Brine grumbled and nodded for Travis to continue.
“I was born on a farm. My parents were Irish immigrants, black Irish. I was the oldest of six children, two boys and four girls. My parents were staunch Catholics. My mother wanted me to be a priest. She pushed me to study so I could get into seminary. She was working on the local diocese to recommend me while I was still in the womb. When World War I broke out, she begged the bishop to get me into seminary early. Everybody knew it was just a matter of time before America entered the war. My mother wanted me in seminary before the Army could draft me. Boys from secular colleges were already in Europe, driving ambulances, and some of them had been killed. My mother wasn’t going to lose her chance to have a son become a priest to something as insignificant as a world war. You see, my little brother was a bit slow — mentally, I mean. I was my mother’s only chance.”
“So you went to seminary,” Brine interjected. He was becoming impatient with the progress of the story.
“I went in at sixteen, which made me at least four years younger than the other boys. My mother packed me some sandwiches, and I packed myself into a threadbare black suit that was three sizes too small for me and I was on the train to Illinois.

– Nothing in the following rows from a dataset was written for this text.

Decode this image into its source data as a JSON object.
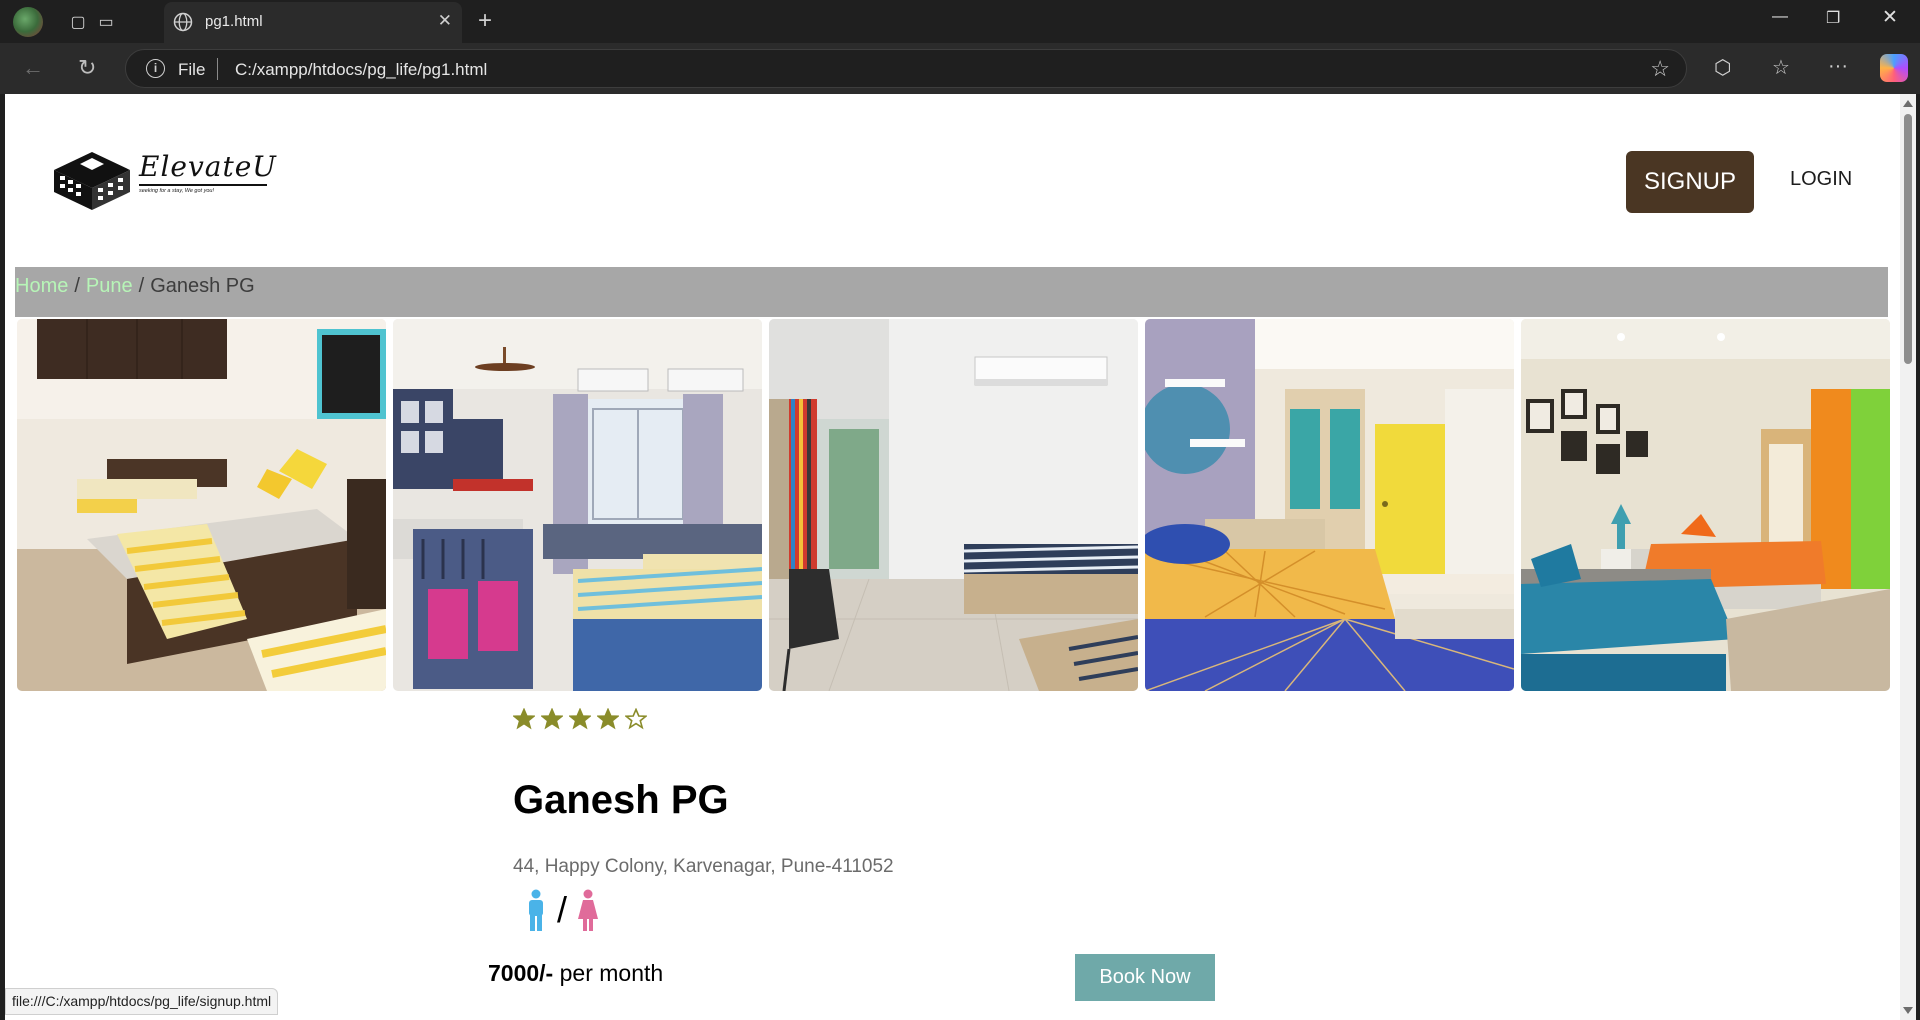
{
  "browser": {
    "tab_title": "pg1.html",
    "address_scheme": "File",
    "address_url": "C:/xampp/htdocs/pg_life/pg1.html",
    "status_url": "file:///C:/xampp/htdocs/pg_life/signup.html"
  },
  "header": {
    "brand": "ElevateU",
    "tagline": "seeking for a stay, We got you!",
    "signup_label": "SIGNUP",
    "login_label": "LOGIN"
  },
  "breadcrumb": {
    "home": "Home",
    "city": "Pune",
    "current": "Ganesh PG",
    "separator": "/"
  },
  "property": {
    "rating": 4,
    "rating_max": 5,
    "name": "Ganesh PG",
    "address": "44, Happy Colony, Karvenagar, Pune-411052",
    "gender_separator": "/",
    "rent_amount": "7000/-",
    "rent_period": "per month",
    "book_label": "Book Now"
  },
  "colors": {
    "signup_bg": "#4a3623",
    "breadcrumb_bg": "#a7a7a7",
    "breadcrumb_link": "#b7f5b7",
    "star": "#8a8c2a",
    "book_bg": "#6fa9a9",
    "male_icon": "#4ab3e8",
    "female_icon": "#e06b9a"
  },
  "icons": {
    "gender_male": "male-icon",
    "gender_female": "female-icon"
  },
  "gallery": {
    "photos": [
      "room-photo-1",
      "room-photo-2",
      "room-photo-3",
      "room-photo-4",
      "room-photo-5"
    ]
  }
}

“You have to understand, I didn’t want any part of this stuff with the demon; I really wanted to be a priest. Of all the people I had known as a child, the priest seemed like the only one who had any control over things. The crops could fail, banks could close, people could get sick and die, but the priest and the church were always there, calm and steadfast. And all that mysticism was pretty nifty, too.”
“What about women?” Brine asked. He had resolved himself to hearing an epic, and it seemed as if Travis needed to tell it. Brine found he liked the strange young man, in spite of himself.
“You don’t miss what you’ve never known. I mean I had these urges, but they were sinful, right? I just had to say, ‘Get thee behind me Satan’, and get on with it.”
“That’s the most incredible thing you’ve told me so far,” Brine said. “When I was sixteen, sex seemed like the only reason to go on living.”